Zwei Teppiche? Seibert ließ sich nichts anmerken und versprach, er wolle sich erkundigen.

Bekannt war bisher nur, dass ein Teppich an Bord des Flugzeugs war, dessen vorrangige Aufgabe es sein sollte, den Chef des Bundesnachrichtendienstes, Gerhard Schindler, nach Hause zu bringen. Ebenfalls dabei: ein Teppich, den Entwicklungsminister Dirk Niebel (FDP) im März in Kabul auf private Rechnung gekauft, aber zunächst in der deutschen Botschaft liegen gelassen hatte.

Diese Art der Amtshilfe, mehr noch aber der Umstand, dass das rund 1000 Euro teure Teppichsouvenir nach der Ankunft in Berlin nicht verzollt und versteuert wurde, macht Niebel seit einer Woche Ärger. Am Mittwoch befasste sich der Bundestag mit dem Bodenbelag.

Der politische Schaden für Niebel schien maximal zu sein. Doch nun bekommt die Sache eine interessante Wendung, die nicht den Entwicklungsminister, sondern BND-Chef Schindler in ungünstiges Licht rückt - und zwar so ungünstig, dass sich am kommenden Montag das Parlamentarische Kontrollgremium des Bundestages (PKGr), das die Nachrichtendienste überwacht, in einer Sondersitzung mit der Teppich-Affäre befasst.

Auch Schindler transportierte einen Teppich

Schon am Freitag musste Schindler nach Informationen von Welt Online gegenüber dem Bundeskanzleramt, das den BND beaufsichtigt, eine Erklärung abgeben.

Einer der Gründe: Wie die Leipziger Volkszeitung berichtet, war nämlich nicht nur Niebels Teppich an Bord des Regierungsjets. Ebenfalls im Laderaum: Ein Teppich, den Geheimdienstchef Schindler bei seinem Besuch am Hindukusch geschenkt bekommen hatte: "So habe ich ebenfalls einen Teppich als Geschenk erhalten, den ich nicht behalten habe, sondern im BND abgegeben habe", zitiert die Zeitung aus einem BND-Papier, in dem Schindler selbst den Transport der Webwaren detailliert aufarbeitet.

Er schreibt darin auch, dass eine "Angehörige meiner Delegation die Idee entwickelt" habe, "den Teppich in die Dienstmaschine mit nach Deutschland zu nehmen". Ein BND-Sprecher bestätigte Welt Online den Vorgang und betonte, der Teppich, den Schindler bekommen habe, habe die "Freigrenze für Geschenke deutlich unterschritten".
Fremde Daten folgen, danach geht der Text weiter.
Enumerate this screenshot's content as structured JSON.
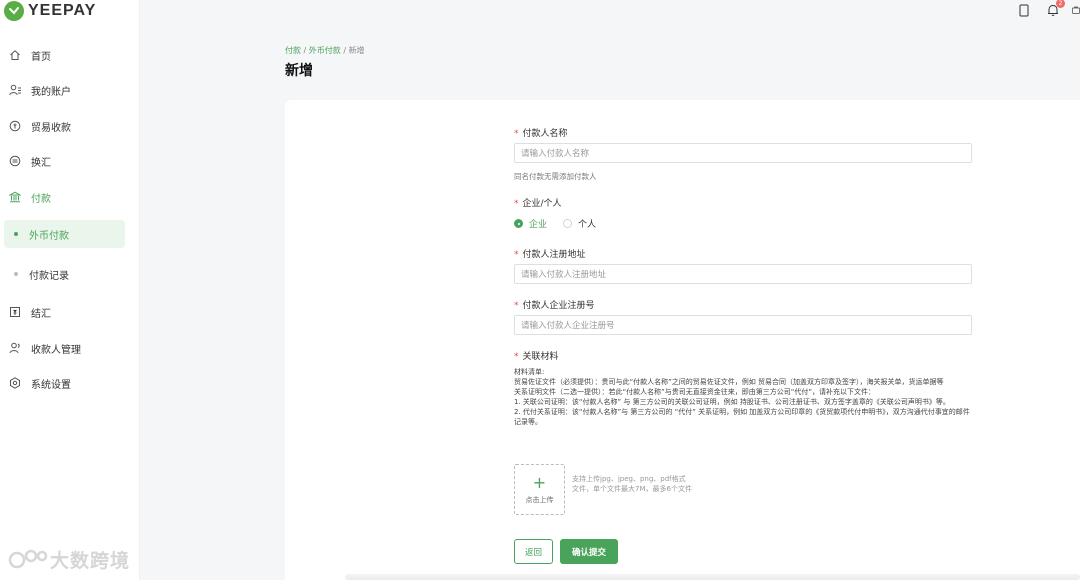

Das ist alles insofern neu, als bisher der Eindruck entstanden war, Niebel habe dem BND-Chef sein privates Souvenir quasi ins Flugzeug legen und ihn mit den unerledigten Zoll- und Steuerformalitäten im Regen stehen lassen. Der politische Schaden jedenfalls ging allein bei Niebel nieder. Daran änderten auch seine zahlreichen Versuche nichts, seine Sicht der Dinge darzustellen. Zuletzt verwies das Ministerium in einer ungewöhnlich scharf formulierten Pressemitteilung darauf hin, dass Niebels Mitarbeiter nur in einem einzigen Anruf über die Ankunftsort und - zeit des Teppichs informiert worden seien. Darüber hinaus habe es keinerlei Absprachen mit dem BND gegeben.
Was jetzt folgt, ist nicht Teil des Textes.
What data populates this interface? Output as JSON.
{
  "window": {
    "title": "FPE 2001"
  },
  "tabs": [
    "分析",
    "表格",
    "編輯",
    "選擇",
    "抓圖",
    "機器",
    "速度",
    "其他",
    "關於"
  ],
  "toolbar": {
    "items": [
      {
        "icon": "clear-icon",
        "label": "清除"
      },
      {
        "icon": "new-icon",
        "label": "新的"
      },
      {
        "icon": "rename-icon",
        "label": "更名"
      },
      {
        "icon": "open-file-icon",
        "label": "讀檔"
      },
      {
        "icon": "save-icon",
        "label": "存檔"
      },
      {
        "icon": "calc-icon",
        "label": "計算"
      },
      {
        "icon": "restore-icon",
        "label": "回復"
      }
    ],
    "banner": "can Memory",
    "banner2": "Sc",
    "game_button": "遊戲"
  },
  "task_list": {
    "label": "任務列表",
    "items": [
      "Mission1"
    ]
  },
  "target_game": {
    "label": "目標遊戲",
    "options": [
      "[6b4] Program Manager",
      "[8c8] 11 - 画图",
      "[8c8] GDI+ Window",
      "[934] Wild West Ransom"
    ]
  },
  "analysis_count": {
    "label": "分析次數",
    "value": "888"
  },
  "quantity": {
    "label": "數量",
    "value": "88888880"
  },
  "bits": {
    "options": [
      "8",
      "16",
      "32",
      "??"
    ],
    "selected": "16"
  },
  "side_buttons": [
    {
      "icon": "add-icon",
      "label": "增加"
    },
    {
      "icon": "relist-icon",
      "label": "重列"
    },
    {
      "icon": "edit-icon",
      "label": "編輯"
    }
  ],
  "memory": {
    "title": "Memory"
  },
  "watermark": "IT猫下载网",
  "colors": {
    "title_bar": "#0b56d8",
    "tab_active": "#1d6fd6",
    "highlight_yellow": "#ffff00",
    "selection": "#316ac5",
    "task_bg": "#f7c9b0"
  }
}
Schindler glaubte bei Niebel an Gastgeschenk

Noch am Donnerstag hatte ein Bericht von Spiegel Online aber genau diesen Eindruck erweckt: Dort hieß es, es habe klare "Festlegungen" zwischen BND und Entwicklungsministerium gegeben über den Transport und die "etwaig erforderlichen Formalitäten" für die Teppich-Einfuhr. Auch diese Zitate stammen offenbar aus Schindlers Vermerk. Den zweiten Teppich und die Initiative des BND für den Transport erwähnte Spiegel Online zunächst nicht, sondern berichtete erst am Freitag darüber.

Weil ihm selbst ein Teppich überreicht worden war, ging Schindler offenbar davon aus, dass auch Niebels Knüpfwerk ein Gastgeschenk war. Inzwischen, so schreibt der Geheimdienstchef in seinem Vermerk, gehe er aber davon aus, "dass die Mitarbeiter der Residentur in Kabul wussten, dass der Teppich privat gekauft wurde". Warum ihm niemand davon berichtet hat, bleibt unklar.

Auch der Umstand, dass Notizen des Geheimdienstchefs über einen solchen Vorfall überhaupt an die Öffentlichkeit kommen, wirft Fragen auf und lässt auf einige Unruhe innerhalb des BND schließen.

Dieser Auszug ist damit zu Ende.